Monday, June 25, 2012

Sesame Miso Maple Salmon



Though I don’t often post recipes that contain fish or animal protein – I do consume both in moderation. Eating fewer animal products is better for the environment but I also truly believe in bio-individuality and that every person is different. Some people thrive on a vegan diet while others need animal protein to maintain optimal health, etc. If you choose to eat animal products, seek out organic free-range chicken local organic grass-fed beef and wild-caught fish (not farm raised). To find out why, click here!

When it comes to fish, salmon is one of my favorites! Generally, salmon is easy to find and can be prepared in so many ways! It is delicious as is – plain Jane. The fish is light and fresh when cooked with lemon, garlic, and parsley. And it takes on an Asian flare beautifully when prepared with flavors of ginger, miso, and soy…my personal favorite!

Salmon is an excellent source of protein and one of the best sources of omega-3 fatty acids. What does that mean to you? Foods rich in omega-3 fatty acids are associated with decreased cardiovascular problems such as heart attack, stroke, and high blood pressure. Omega-3s can also lead to improved mood and cognition, decreased signs of depression, improved eye-health, and offers joint protection.

In this recipe I chose to broil the salmon; however, you could also bake, grill or pan-fry. In addition, the combined flavors boast an Asian flare so I served the salmon with an Asian vegetable - Bok Choy.

Ingredients:
2 (4oz.) wild-caught salmon fillets
3 tablespoons of tamari (soy sauce or Braggs amino acids)
1 tablespoon of hoisin
1 tablespoon of maple syrup
1 tablespoon of sesame oil
2 teaspoons of Miso paste
1 teaspoon of chili paste (skip this if you don’t like spicy foods)
1 teaspoon of fresh grated ginger
2 cloves of minced garlic

Directions:
Place the oven rack approximately six inches away from the heat source and preheat the oven’s broiler.

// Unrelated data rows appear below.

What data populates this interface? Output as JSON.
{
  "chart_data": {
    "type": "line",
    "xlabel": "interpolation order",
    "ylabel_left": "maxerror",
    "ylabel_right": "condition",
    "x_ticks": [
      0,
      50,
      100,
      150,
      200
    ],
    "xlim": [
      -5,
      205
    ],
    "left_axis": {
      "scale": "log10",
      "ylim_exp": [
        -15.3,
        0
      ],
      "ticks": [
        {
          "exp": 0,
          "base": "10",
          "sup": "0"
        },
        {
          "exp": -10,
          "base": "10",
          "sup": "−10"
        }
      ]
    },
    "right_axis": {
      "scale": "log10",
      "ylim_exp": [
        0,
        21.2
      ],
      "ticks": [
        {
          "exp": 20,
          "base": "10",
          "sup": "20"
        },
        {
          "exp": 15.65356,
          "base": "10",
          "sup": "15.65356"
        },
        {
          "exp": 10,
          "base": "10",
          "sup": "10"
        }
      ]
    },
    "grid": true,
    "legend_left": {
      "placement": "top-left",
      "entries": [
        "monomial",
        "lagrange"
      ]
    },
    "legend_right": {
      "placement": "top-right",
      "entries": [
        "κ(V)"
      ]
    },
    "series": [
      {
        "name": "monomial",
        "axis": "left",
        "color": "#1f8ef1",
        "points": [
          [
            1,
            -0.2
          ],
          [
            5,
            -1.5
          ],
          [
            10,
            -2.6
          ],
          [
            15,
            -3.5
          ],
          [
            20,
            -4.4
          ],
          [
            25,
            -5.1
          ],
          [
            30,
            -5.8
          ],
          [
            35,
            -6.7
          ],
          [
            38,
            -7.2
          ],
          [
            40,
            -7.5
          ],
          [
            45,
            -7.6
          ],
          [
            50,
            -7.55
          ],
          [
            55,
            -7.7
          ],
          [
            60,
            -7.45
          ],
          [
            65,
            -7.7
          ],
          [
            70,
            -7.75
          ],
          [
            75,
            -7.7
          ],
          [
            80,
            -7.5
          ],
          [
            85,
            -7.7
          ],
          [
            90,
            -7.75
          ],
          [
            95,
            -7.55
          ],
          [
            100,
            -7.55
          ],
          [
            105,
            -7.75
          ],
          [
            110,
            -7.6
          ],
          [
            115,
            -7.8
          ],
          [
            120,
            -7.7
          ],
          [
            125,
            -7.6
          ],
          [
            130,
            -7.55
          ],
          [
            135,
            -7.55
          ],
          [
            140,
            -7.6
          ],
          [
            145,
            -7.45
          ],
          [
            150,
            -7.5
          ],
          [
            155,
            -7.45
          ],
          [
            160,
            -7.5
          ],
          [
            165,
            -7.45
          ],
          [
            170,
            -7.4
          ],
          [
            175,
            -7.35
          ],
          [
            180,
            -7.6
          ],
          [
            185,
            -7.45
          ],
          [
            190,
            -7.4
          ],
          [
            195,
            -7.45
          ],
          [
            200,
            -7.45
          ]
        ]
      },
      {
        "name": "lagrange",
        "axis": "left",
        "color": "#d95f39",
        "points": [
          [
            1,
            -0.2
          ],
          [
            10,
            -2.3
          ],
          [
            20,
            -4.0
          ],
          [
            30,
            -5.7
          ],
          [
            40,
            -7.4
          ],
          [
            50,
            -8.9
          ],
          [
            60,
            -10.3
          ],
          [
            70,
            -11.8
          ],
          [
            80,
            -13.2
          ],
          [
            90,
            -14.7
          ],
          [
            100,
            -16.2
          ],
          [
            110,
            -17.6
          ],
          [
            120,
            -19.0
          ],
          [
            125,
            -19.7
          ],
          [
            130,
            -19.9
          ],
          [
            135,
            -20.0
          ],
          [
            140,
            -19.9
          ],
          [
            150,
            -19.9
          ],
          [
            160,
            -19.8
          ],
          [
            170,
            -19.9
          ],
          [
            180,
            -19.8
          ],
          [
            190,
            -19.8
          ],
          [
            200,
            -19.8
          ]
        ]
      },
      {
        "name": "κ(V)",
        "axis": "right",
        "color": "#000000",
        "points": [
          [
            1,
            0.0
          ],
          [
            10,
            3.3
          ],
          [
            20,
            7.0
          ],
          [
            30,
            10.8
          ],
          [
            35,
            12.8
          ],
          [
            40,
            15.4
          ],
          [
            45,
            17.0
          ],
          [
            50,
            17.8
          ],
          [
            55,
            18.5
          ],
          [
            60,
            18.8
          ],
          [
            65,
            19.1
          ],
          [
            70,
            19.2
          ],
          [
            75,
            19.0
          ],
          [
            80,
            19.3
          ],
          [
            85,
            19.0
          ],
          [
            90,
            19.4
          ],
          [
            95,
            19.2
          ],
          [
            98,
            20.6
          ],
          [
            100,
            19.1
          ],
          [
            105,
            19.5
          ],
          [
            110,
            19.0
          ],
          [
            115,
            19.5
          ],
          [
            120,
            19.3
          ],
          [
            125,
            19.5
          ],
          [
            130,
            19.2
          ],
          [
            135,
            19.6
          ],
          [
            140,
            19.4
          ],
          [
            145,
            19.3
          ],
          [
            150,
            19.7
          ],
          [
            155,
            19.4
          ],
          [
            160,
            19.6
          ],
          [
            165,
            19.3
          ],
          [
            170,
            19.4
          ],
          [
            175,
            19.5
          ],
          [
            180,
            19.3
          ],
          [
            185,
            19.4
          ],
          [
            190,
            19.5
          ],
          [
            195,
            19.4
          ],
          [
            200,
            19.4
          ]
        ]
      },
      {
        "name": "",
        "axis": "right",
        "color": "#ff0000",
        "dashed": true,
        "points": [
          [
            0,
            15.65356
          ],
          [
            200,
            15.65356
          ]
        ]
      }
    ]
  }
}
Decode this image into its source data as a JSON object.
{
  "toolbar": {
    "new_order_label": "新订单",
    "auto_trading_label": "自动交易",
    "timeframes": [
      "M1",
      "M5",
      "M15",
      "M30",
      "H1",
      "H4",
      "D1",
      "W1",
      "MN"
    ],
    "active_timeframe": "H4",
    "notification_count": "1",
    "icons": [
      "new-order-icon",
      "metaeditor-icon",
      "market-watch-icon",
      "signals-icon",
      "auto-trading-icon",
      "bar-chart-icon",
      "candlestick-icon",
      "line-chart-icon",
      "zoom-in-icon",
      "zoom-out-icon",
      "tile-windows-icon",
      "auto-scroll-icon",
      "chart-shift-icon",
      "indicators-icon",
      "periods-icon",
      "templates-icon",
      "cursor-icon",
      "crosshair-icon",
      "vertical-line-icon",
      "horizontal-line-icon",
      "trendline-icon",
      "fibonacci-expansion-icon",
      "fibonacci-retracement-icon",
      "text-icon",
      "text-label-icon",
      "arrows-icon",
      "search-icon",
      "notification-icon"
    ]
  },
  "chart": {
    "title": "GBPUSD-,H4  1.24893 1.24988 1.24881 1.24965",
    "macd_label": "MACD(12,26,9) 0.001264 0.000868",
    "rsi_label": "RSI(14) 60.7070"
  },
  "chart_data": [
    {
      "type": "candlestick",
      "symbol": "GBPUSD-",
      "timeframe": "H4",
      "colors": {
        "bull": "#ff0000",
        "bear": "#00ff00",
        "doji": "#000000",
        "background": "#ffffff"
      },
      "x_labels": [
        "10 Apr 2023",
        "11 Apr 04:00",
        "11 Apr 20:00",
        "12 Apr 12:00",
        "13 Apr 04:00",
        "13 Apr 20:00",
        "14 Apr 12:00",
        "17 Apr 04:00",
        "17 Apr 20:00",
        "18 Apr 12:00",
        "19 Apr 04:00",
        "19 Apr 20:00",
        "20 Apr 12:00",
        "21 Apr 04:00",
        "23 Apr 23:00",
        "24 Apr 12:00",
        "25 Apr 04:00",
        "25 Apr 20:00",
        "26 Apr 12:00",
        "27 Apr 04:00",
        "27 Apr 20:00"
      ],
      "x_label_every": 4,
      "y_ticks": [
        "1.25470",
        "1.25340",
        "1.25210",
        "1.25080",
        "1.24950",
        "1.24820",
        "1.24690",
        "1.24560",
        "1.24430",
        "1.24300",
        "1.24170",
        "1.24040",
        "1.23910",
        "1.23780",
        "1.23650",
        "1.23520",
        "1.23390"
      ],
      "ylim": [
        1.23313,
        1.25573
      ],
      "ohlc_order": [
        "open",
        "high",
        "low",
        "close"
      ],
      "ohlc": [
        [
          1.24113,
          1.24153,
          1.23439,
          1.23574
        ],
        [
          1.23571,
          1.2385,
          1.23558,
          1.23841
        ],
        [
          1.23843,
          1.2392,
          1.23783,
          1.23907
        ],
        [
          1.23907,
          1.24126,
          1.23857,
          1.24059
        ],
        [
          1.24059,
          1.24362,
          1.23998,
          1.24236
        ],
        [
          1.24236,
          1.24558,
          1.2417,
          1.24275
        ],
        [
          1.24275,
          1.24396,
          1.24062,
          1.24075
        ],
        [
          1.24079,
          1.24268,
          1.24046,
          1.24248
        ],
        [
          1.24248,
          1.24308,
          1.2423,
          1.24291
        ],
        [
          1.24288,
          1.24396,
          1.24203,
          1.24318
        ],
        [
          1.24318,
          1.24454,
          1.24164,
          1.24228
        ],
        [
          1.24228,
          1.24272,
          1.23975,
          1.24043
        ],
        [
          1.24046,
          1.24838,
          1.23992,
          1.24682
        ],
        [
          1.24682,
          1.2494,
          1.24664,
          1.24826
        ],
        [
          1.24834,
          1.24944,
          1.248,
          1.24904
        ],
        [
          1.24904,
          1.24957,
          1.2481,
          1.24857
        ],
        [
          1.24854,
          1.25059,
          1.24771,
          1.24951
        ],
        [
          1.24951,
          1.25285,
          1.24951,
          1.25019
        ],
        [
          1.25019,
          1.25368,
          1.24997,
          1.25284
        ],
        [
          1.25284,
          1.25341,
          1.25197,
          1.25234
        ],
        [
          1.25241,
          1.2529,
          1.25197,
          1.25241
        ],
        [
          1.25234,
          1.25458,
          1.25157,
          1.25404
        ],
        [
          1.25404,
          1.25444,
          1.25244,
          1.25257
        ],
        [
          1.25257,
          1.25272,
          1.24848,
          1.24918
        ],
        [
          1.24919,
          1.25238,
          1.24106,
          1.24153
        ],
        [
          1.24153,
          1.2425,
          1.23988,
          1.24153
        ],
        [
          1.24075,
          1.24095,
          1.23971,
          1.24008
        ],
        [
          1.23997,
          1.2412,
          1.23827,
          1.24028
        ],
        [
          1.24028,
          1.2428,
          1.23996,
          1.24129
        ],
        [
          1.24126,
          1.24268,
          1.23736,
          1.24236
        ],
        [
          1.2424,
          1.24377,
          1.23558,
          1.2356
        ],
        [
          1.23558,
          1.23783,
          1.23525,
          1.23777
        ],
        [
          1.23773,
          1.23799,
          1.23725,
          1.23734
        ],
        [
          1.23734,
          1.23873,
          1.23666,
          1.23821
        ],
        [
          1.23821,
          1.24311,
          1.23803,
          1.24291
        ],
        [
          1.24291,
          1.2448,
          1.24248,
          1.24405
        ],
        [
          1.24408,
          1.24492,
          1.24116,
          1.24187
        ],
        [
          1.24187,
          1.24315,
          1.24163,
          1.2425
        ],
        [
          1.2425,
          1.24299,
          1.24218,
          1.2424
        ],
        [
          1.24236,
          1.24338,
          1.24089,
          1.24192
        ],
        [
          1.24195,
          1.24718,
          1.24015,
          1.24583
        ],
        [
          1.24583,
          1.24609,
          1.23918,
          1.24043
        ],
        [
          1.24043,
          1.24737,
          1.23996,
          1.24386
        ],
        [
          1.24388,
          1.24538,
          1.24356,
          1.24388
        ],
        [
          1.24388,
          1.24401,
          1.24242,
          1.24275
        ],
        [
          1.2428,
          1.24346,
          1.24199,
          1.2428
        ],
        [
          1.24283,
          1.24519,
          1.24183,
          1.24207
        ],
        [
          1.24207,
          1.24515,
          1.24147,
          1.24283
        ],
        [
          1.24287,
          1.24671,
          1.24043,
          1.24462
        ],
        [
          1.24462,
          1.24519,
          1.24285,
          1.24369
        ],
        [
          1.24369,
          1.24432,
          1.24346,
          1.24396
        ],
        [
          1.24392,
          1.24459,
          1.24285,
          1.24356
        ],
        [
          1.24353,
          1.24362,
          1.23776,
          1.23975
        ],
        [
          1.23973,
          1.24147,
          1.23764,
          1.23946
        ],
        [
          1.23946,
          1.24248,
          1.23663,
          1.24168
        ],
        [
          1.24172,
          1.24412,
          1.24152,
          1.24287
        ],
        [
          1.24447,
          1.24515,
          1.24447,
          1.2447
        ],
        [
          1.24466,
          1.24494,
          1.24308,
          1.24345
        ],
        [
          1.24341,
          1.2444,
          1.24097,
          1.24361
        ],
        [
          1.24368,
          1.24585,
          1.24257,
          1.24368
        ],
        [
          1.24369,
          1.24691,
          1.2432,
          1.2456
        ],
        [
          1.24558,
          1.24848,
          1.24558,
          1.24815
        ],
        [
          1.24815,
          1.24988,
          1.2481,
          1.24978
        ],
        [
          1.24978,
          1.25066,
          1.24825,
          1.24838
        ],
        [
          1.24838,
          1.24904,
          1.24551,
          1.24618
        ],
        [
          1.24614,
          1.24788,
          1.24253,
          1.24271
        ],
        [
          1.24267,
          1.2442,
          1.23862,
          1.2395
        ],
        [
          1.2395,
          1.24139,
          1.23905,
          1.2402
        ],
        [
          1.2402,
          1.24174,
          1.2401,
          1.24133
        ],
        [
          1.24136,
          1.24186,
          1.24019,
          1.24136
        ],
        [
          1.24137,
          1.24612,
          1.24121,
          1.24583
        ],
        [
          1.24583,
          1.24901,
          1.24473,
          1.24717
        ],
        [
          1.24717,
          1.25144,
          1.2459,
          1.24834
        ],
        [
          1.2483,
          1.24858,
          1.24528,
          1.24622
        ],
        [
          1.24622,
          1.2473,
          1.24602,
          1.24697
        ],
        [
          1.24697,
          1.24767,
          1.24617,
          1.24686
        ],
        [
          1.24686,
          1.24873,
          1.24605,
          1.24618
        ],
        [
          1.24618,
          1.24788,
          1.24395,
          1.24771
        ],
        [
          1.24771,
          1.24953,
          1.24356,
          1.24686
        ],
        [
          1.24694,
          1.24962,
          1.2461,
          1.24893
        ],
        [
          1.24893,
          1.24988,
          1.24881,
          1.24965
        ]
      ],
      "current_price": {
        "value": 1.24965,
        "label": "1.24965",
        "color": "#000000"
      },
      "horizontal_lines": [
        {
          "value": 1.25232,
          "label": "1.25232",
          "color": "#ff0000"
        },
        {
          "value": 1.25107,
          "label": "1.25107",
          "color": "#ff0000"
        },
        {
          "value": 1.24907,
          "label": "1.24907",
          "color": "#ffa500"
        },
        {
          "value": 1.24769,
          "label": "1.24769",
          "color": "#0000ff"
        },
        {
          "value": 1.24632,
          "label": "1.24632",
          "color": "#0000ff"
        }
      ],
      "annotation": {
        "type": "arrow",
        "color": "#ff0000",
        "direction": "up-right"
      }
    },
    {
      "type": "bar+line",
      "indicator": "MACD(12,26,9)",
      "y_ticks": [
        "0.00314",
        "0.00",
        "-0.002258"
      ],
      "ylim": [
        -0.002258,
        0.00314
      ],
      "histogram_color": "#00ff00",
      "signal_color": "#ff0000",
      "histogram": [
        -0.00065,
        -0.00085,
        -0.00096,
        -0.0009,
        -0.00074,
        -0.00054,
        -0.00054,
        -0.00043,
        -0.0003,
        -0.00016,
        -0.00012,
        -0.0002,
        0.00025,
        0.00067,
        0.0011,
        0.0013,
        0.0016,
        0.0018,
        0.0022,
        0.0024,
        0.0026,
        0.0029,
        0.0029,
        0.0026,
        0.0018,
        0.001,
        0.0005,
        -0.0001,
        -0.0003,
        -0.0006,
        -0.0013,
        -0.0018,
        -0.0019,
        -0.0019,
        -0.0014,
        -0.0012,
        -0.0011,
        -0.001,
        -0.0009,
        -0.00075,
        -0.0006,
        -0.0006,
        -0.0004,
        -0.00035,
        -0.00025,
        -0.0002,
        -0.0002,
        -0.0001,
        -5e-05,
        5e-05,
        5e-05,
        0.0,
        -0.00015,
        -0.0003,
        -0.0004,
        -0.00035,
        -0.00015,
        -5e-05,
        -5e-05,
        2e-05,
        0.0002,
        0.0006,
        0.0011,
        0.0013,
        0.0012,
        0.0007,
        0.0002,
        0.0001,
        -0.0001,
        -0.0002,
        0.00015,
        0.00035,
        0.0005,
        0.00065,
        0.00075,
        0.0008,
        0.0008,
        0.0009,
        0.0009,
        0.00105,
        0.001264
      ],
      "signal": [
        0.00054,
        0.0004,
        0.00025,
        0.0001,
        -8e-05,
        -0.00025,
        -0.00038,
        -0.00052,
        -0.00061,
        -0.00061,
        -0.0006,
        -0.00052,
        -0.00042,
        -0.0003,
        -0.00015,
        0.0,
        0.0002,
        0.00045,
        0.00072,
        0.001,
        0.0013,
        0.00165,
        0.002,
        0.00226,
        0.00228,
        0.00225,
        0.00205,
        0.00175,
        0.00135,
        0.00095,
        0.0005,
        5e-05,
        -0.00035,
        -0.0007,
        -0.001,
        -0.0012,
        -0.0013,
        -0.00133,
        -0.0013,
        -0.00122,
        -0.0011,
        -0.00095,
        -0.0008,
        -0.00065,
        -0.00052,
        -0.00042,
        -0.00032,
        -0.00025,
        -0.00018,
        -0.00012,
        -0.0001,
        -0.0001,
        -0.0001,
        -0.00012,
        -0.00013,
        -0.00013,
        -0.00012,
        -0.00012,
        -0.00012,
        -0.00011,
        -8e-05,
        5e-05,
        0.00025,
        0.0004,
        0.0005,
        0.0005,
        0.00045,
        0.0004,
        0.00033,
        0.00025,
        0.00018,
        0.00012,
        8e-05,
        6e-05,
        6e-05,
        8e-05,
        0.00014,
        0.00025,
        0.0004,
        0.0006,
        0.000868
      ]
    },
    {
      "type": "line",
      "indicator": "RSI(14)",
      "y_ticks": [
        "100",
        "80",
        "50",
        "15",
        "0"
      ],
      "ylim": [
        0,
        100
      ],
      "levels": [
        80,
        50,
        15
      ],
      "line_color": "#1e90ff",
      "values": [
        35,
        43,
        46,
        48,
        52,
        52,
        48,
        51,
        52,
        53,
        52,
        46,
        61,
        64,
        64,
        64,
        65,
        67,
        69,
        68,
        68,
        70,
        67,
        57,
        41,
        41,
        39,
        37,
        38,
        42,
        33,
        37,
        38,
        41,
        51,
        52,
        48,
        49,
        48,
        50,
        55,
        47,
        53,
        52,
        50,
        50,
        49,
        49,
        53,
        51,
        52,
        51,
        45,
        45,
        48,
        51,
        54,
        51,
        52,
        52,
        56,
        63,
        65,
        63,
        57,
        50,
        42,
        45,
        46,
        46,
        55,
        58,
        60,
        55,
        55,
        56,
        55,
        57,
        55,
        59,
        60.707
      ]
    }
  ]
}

Brush an oven ready pan or skillet with oil (or EVOO spray). Place the salmon skin-side down.

Whisk together all ingredients (with the exception of the salmon) in a small mixing bowl and use a basting brush to coat the salmon fillets.
Place the salmon under the broiler for approximately 8minutes or until just cooked through. The top should be browned and slightly crunchy.

Remove each fillet from the pan, separating the fish from the skin. Serve with Bok Choy or your favorite veggie. Enjoy!